Tuesday, September 06, 2016

"same active ingredient" claim is false when P's product has multiple active ingredients

Merial LLC v. Fidopharm, Inc., 2014 WL 11930586, No. 13-cv-1207 (N.D. Ga. Sept. 5, 2014)

Old, but interesting enough to blog when it showed up in my Westclip search. Merial sells Frontline, a popular line of flea and tick preventives.  Defendants sell competing treatments under the “PetArmor” brand name.  Both are “spot-on” treatments, topical pesticides applied directly to the pet’s skin.

Merial’s predecessor discovered that fipronil, a broad-spectrum, EPA-regulated insecticide, was particularly effective at protecting cats and dogs from flea and tick infestations, and Merial was the exclusive licensee of a “fipronil compound patent” In 1997, Merial introduced its first spot-on treatment, Frontline Top Spot, which contained fipronil as its only active ingredient.  In 2000, Merial introduced Frontline Plus, which contained both fipronil, to control adult fleas and ticks, and (s)-methoprene, an insect growth regulator, to kill flea eggs and larvae, which makes Frontline Plus even more effective.  Frontline Plus has been the top selling flea and tick preventive in the United States since 2002, and is covered by a patent for the composition.  A 2012 product, Frontline Tritak, added a third active ingredient.  In 2013, Merial reformulated Top Spot so that it had both fipronil and (s)-methoprene.

Defendants currently sell a fipronil-only product called PetArmor, on the market since at least 2011. Merial sued because defendants allegedly falsely advertised that PetArmor products were “generic versions” of Frontline products containing the “same active ingredient” and  providing the “same flea and tick protection” as Frontline products.

Because Frontline Top Spot was sold as fipronil-only until May 2013, comparative claims about PetArmor and Top Spot were true until then.  Thus, the key issue was whether defendants’ ads referred to the original or combo formulation, which in turn depended on when their claims were made.

The court found that claims that defendants’ products contained “the same active ingredient” and similar claims were literally false after May 2013 or when the statements, in context, made claims about Frontline products in general rather than Top Spot.  In context, the statements unambiguously indicated that Frontline products had only one active ingredient.  Defendants’ claim to provide  “significant” or “great” savings further linked their products to Frontline products, conveying the message that customers would get the same product, for a lower price, reinforcing the idea that each product contained a single active ingredient.  This was literally false, as was “same flea and tick protection” and related claims.  It was false to say that PetArmor and Frontline “provide the same protection” or “work the same way.”

However, claims limited to adult fleas and ticks were not literally false.  Defendants had some study evidence that it was fipronil that did the job against adult fleas and ticks, and, though these were establishment claims, Merial didn’t show that the study was unreliable or didn’t show what defendants claimed it showed.
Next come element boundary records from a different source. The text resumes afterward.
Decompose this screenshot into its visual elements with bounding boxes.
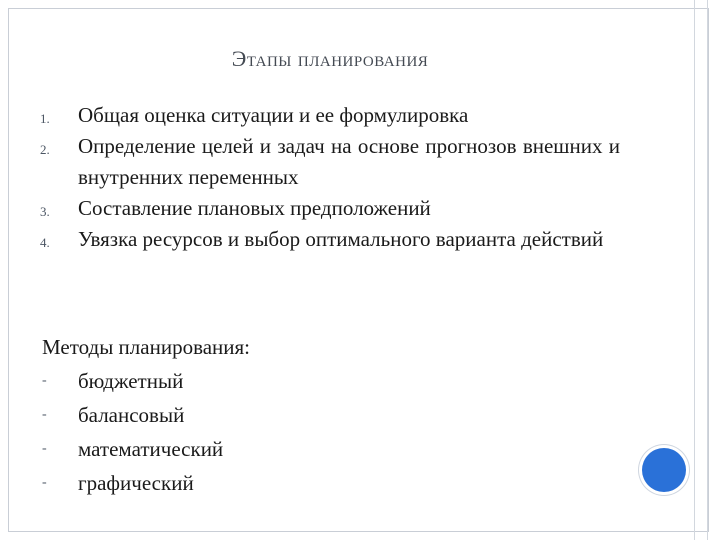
list-item — [42, 364, 562, 398]
methods-heading: Методы планирования: — [42, 335, 251, 359]
decorative-rule — [694, 0, 695, 540]
step-number: 3. — [40, 204, 50, 219]
method-text: математический — [78, 437, 224, 461]
decorative-rule — [707, 0, 708, 540]
planning-steps-list — [40, 100, 620, 255]
bullet-dash: - — [42, 407, 47, 422]
method-text: бюджетный — [78, 369, 184, 393]
decorative-circle-icon — [642, 448, 686, 492]
step-text: Составление плановых предположений — [78, 196, 431, 220]
method-text: балансовый — [78, 403, 185, 427]
step-number: 2. — [40, 142, 50, 157]
step-number: 1. — [40, 111, 50, 126]
step-text: Общая оценка ситуации и ее формулировка — [78, 103, 469, 127]
list-item — [40, 224, 620, 255]
step-number: 4. — [40, 235, 50, 250]
list-item — [42, 432, 562, 466]
method-text: графический — [78, 471, 194, 495]
planning-methods — [42, 330, 562, 500]
slide-title: Этапы планирования — [231, 46, 429, 71]
step-text: Увязка ресурсов и выбор оптимального варианта действий — [78, 227, 604, 251]
bullet-dash: - — [42, 373, 47, 388]
list-item — [40, 131, 620, 193]
list-item — [40, 100, 620, 131]
step-text: Определение целей и задач на основе прогнозов внешних и внутренних переменных — [78, 134, 620, 189]
bullet-dash: - — [42, 441, 47, 456]
list-item — [42, 398, 562, 432]
list-item — [42, 466, 562, 500]
bullet-dash: - — [42, 475, 47, 490]
list-item — [40, 193, 620, 224]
Merial’s argument that the studies didn’t directly compare PetArmor products and Frontline products didn’t suffice.

The court also found that it was false to call PetArmor products the “generic version” of Frontline products.  Although the EPA found substantial similarity, that was between PetArmor and the single-active-ingredient Top Spot.  The court accepted Merial’s definition of “generic” as “has the same active ingredients,” which here was false.  Defendants’ own separate attempt to secure EPA registration for a combo me-too product showed that fipronil alone wasn’t “substantially similar” or “generic” to combo products.

However, “#1 veterinarian recommended active ingredient” was not literally false.  Defendants had a 2012 survey in which veterinarians were asked to provide a top recommended active ingredient for treating fleas and ticks. Nearly 70% of veterinarians chose fipronil.  A few other pieces of evidence supported this claim as well.  Merial didn’t provide contrary evidence.

Merial submitted a survey trying to show misleadingness of the non-literally false claims, but the court declined to rely on the survey for preliminary injunction purposes without ruling on any of defendants’ critiques.

The claims here were naturally material, and defendants’ business plans confirmed that.  Harm and irreparable harm to Merial were also easy because these were literally false comparative ads; even if a presumption of irreparable harm is no longer allowed by eBay, there was evidence of irreparable harm because the ads here “were specifically developed to induce Plaintiff’s customers to ‘switch’ from a vet-dispensed Frontline product to an over-the-counter PetArmor product.”  This was likely to cause irreparable harm “by diminishing the value of Frontline products in the eyes of consumers, and thus directly harming the value of the Frontline brand itself.”  How this differs from a presumption of irreparable harm from direct comparative ads is an exercise left for the reader.


The balance of harms and the public interest also, of course, supported a preliminary injunction tracking the claims the court had found to be false.